Day 11: Yellowstone National Park with Buffalo Roam Tours
We didn’t have much time to spend in the area and I had gotten a lot of tips regarding Yellowstone (what to see, what to skip, and what to expect). Since I knew this would be the most crowded time of the year, I opted to book a tour with Buffalo Roam Tours so we wouldn’t miss the best spots. Our guide picked us up at 7:15 a.m. and spent the day making sure we saw lots of wildlife and all the best parts of the part. We were able to see all the highlights in a day (which was about 13 hours) and more iconic wildlife than I’d ever seen. The guide was great for making sure we got to see Old Faithful blow, eat at the best restaurants in the park, get the best photos, and see everything since neither of us had to worry about driving. He even helped Mini Eats get her Junior Ranger certification.
Among the highlights was seeing a moose calf nursing with his mother, the Lower Falls of the Grand Canyon, Old Faithful, the Grand Prismatic, the hot springs, The Old Faithful Inn, and herds of bison, elk, and pronghorns (generally known as antelopes).
After such a long day, we were happy to dig into some takeout from Teton Thai, a great little restaurant in the Village.
Day 12: Grand Tetons National Park
We got up early to beat the crowds to Jenny Lake to take the shuttle boat across the lake and over to hiking trails to Hidden Falls. The lake is spectacularly beautiful and the falls were huge (you hike right next to them). There’s a popular swimming area on the lake, but we took the scenic drive up to Colter Bay and then to the Jackson Lake Lodge where we had lunch at the historic Pioneer Grill. It’s an old diner that’s been thoroughly restored and has a great menu. It’s really fun. All the seating is bar style.
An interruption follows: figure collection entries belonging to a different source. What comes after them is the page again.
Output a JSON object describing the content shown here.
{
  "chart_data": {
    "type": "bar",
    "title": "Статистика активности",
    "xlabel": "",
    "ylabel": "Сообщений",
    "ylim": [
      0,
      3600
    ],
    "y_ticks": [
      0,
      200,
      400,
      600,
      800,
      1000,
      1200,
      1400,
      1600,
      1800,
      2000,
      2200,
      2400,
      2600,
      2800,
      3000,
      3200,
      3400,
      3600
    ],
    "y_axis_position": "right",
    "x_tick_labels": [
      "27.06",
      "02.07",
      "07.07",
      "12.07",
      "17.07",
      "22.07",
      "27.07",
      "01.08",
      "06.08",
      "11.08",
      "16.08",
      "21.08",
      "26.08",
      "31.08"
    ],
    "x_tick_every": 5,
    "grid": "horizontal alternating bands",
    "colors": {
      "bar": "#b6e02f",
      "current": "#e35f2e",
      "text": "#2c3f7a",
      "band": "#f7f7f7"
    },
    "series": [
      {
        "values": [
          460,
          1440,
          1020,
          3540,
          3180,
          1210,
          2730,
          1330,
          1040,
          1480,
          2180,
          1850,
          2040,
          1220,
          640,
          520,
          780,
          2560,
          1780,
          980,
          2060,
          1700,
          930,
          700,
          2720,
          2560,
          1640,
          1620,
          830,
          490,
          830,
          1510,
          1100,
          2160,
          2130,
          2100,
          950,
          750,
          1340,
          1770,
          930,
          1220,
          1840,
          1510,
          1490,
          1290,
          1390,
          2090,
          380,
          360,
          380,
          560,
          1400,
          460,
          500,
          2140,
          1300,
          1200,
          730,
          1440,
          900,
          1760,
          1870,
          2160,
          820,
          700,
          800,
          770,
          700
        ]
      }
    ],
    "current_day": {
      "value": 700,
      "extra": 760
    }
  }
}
Jackson Lake Lodge is also breathtakingly beautiful with spectacular views. It’s a great place to stay, I’m sure, if you can book far in advance. We also visited the dam on the Snake River that created Jackson Lake and also visited the “beach” at the String Lake swimming area. It’s warmer than other lakes, but still way too cold for me.
Day 13: Jackson Hole
I reserved a day just to explore around the touristy areas of Jackson and Teton Village. We started the day by taking the Aerial Tram up to the top of the mountain to Corbett’s Cabin, which is famous for its waffles. There’s not much else up at the top, but it’s popular for paragliding in the summer and for some hikes. There’s usually still a bit of snow for skiing, too.
After taking the tram back down the mountain, we drove to Jackson to shop for souvenirs, see the famous elk antler arches (the elk shed their antlers annually, so it is not grim at all), have ice cream at Moo’s. Jackson was a little too busy and there wasn’t much to do, so we headed back to Teton Village ride the gondolas up and down the mountain and the Teewinot chair lifts, too. We got an unlimited all-day pass so we just went up and down the mountain over and over. It was a lot of fun!
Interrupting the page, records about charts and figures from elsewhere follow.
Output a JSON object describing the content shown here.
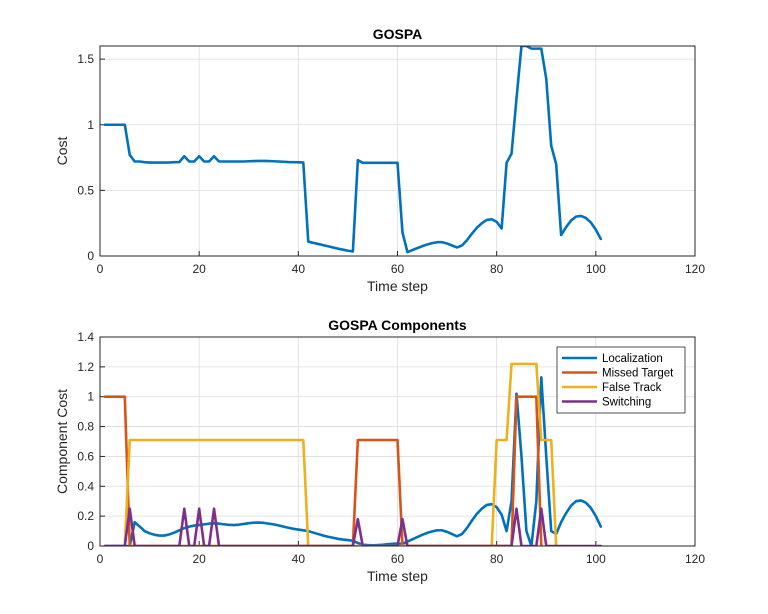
{
  "chart_data": [
    {
      "type": "line",
      "title": "GOSPA",
      "xlabel": "Time step",
      "ylabel": "Cost",
      "xlim": [
        0,
        120
      ],
      "ylim": [
        0,
        1.6
      ],
      "xticks": [
        "0",
        "20",
        "40",
        "60",
        "80",
        "100",
        "120"
      ],
      "yticks": [
        "0",
        "0.5",
        "1",
        "1.5"
      ],
      "grid": true,
      "series": [
        {
          "color": "#0072BD",
          "x": [
            1,
            2,
            3,
            4,
            5,
            6,
            7,
            8,
            9,
            10,
            11,
            12,
            13,
            14,
            15,
            16,
            17,
            18,
            19,
            20,
            21,
            22,
            23,
            24,
            25,
            26,
            27,
            28,
            29,
            30,
            31,
            32,
            33,
            34,
            35,
            36,
            37,
            38,
            39,
            40,
            41,
            42,
            43,
            44,
            45,
            46,
            47,
            48,
            49,
            50,
            51,
            52,
            53,
            54,
            55,
            56,
            57,
            58,
            59,
            60,
            61,
            62,
            63,
            64,
            65,
            66,
            67,
            68,
            69,
            70,
            71,
            72,
            73,
            74,
            75,
            76,
            77,
            78,
            79,
            80,
            81,
            82,
            83,
            84,
            85,
            86,
            87,
            88,
            89,
            90,
            91,
            92,
            93,
            94,
            95,
            96,
            97,
            98,
            99,
            100,
            101
          ],
          "y": [
            1,
            1,
            1,
            1,
            1,
            0.77,
            0.72,
            0.72,
            0.715,
            0.712,
            0.712,
            0.712,
            0.712,
            0.713,
            0.715,
            0.716,
            0.76,
            0.72,
            0.72,
            0.76,
            0.72,
            0.72,
            0.76,
            0.72,
            0.72,
            0.72,
            0.72,
            0.72,
            0.72,
            0.722,
            0.723,
            0.724,
            0.724,
            0.723,
            0.722,
            0.72,
            0.718,
            0.716,
            0.715,
            0.714,
            0.713,
            0.11,
            0.1,
            0.092,
            0.083,
            0.074,
            0.065,
            0.056,
            0.048,
            0.04,
            0.035,
            0.73,
            0.71,
            0.71,
            0.71,
            0.71,
            0.71,
            0.71,
            0.71,
            0.71,
            0.18,
            0.03,
            0.045,
            0.06,
            0.075,
            0.088,
            0.098,
            0.105,
            0.105,
            0.095,
            0.08,
            0.065,
            0.08,
            0.12,
            0.17,
            0.215,
            0.25,
            0.275,
            0.28,
            0.26,
            0.21,
            0.71,
            0.78,
            1.2,
            1.6,
            1.6,
            1.58,
            1.58,
            1.58,
            1.35,
            0.84,
            0.7,
            0.16,
            0.22,
            0.27,
            0.3,
            0.305,
            0.29,
            0.255,
            0.2,
            0.13
          ]
        }
      ]
    },
    {
      "type": "line",
      "title": "GOSPA Components",
      "xlabel": "Time step",
      "ylabel": "Component Cost",
      "xlim": [
        0,
        120
      ],
      "ylim": [
        0,
        1.4
      ],
      "xticks": [
        "0",
        "20",
        "40",
        "60",
        "80",
        "100",
        "120"
      ],
      "yticks": [
        "0",
        "0.2",
        "0.4",
        "0.6",
        "0.8",
        "1",
        "1.2",
        "1.4"
      ],
      "grid": true,
      "legend": "top-right",
      "series": [
        {
          "name": "Localization",
          "color": "#0072BD",
          "x": [
            1,
            2,
            3,
            4,
            5,
            6,
            7,
            8,
            9,
            10,
            11,
            12,
            13,
            14,
            15,
            16,
            17,
            18,
            19,
            20,
            21,
            22,
            23,
            24,
            25,
            26,
            27,
            28,
            29,
            30,
            31,
            32,
            33,
            34,
            35,
            36,
            37,
            38,
            39,
            40,
            41,
            42,
            43,
            44,
            45,
            46,
            47,
            48,
            49,
            50,
            51,
            52,
            53,
            54,
            55,
            56,
            57,
            58,
            59,
            60,
            61,
            62,
            63,
            64,
            65,
            66,
            67,
            68,
            69,
            70,
            71,
            72,
            73,
            74,
            75,
            76,
            77,
            78,
            79,
            80,
            81,
            82,
            83,
            84,
            85,
            86,
            87,
            88,
            89,
            90,
            91,
            92,
            93,
            94,
            95,
            96,
            97,
            98,
            99,
            100,
            101
          ],
          "y": [
            0,
            0,
            0,
            0,
            0,
            0,
            0.16,
            0.13,
            0.1,
            0.085,
            0.075,
            0.07,
            0.07,
            0.078,
            0.09,
            0.105,
            0.12,
            0.13,
            0.137,
            0.14,
            0.145,
            0.15,
            0.152,
            0.15,
            0.145,
            0.142,
            0.14,
            0.143,
            0.148,
            0.153,
            0.156,
            0.157,
            0.155,
            0.15,
            0.145,
            0.138,
            0.13,
            0.122,
            0.115,
            0.11,
            0.105,
            0.1,
            0.09,
            0.08,
            0.07,
            0.062,
            0.055,
            0.048,
            0.043,
            0.04,
            0.035,
            0.02,
            0.008,
            0.006,
            0.005,
            0.006,
            0.008,
            0.012,
            0.015,
            0.016,
            0.015,
            0.03,
            0.045,
            0.06,
            0.075,
            0.088,
            0.098,
            0.105,
            0.105,
            0.095,
            0.08,
            0.065,
            0.08,
            0.12,
            0.17,
            0.215,
            0.25,
            0.275,
            0.28,
            0.26,
            0.21,
            0.1,
            0.3,
            1.02,
            0.6,
            0.1,
            0,
            0.3,
            1.13,
            0.6,
            0.1,
            0.08,
            0.16,
            0.22,
            0.27,
            0.3,
            0.305,
            0.29,
            0.255,
            0.2,
            0.13
          ]
        },
        {
          "name": "Missed Target",
          "color": "#D95319",
          "x": [
            1,
            5,
            6,
            51,
            52,
            60,
            61,
            83,
            84,
            88,
            89
          ],
          "y": [
            1,
            1,
            0,
            0,
            0.71,
            0.71,
            0,
            0,
            1,
            1,
            0
          ]
        },
        {
          "name": "False Track",
          "color": "#EDB120",
          "x": [
            5,
            6,
            41,
            42,
            79,
            80,
            82,
            83,
            88,
            89,
            91,
            92
          ],
          "y": [
            0,
            0.71,
            0.71,
            0,
            0,
            0.71,
            0.71,
            1.22,
            1.22,
            0.71,
            0.71,
            0
          ]
        },
        {
          "name": "Switching",
          "color": "#7E2F8E",
          "x": [
            1,
            5,
            6,
            7,
            16,
            17,
            18,
            19,
            20,
            21,
            22,
            23,
            24,
            51,
            52,
            53,
            60,
            61,
            62,
            83,
            84,
            85,
            88,
            89,
            90,
            101
          ],
          "y": [
            0,
            0,
            0.25,
            0,
            0,
            0.25,
            0,
            0,
            0.25,
            0,
            0,
            0.25,
            0,
            0,
            0.18,
            0,
            0,
            0.18,
            0,
            0,
            0.25,
            0,
            0,
            0.25,
            0,
            0
          ]
        }
      ]
    }
  ]
}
Later, we headed back to the Tetons to take some sunset photos and to see more wildlife, which gets more active in the evening. We had more ice cream and visited the swimming area of Jackson Lake (which was popular but also cold!). I’d wanted to see Swan Lake, but the hike was too long; by this point in our trip, Mini Eats wasn’t up for much more hiking. Afterwards, we visited the Snake River Overlook, the site of the famous Ansel Adams photo.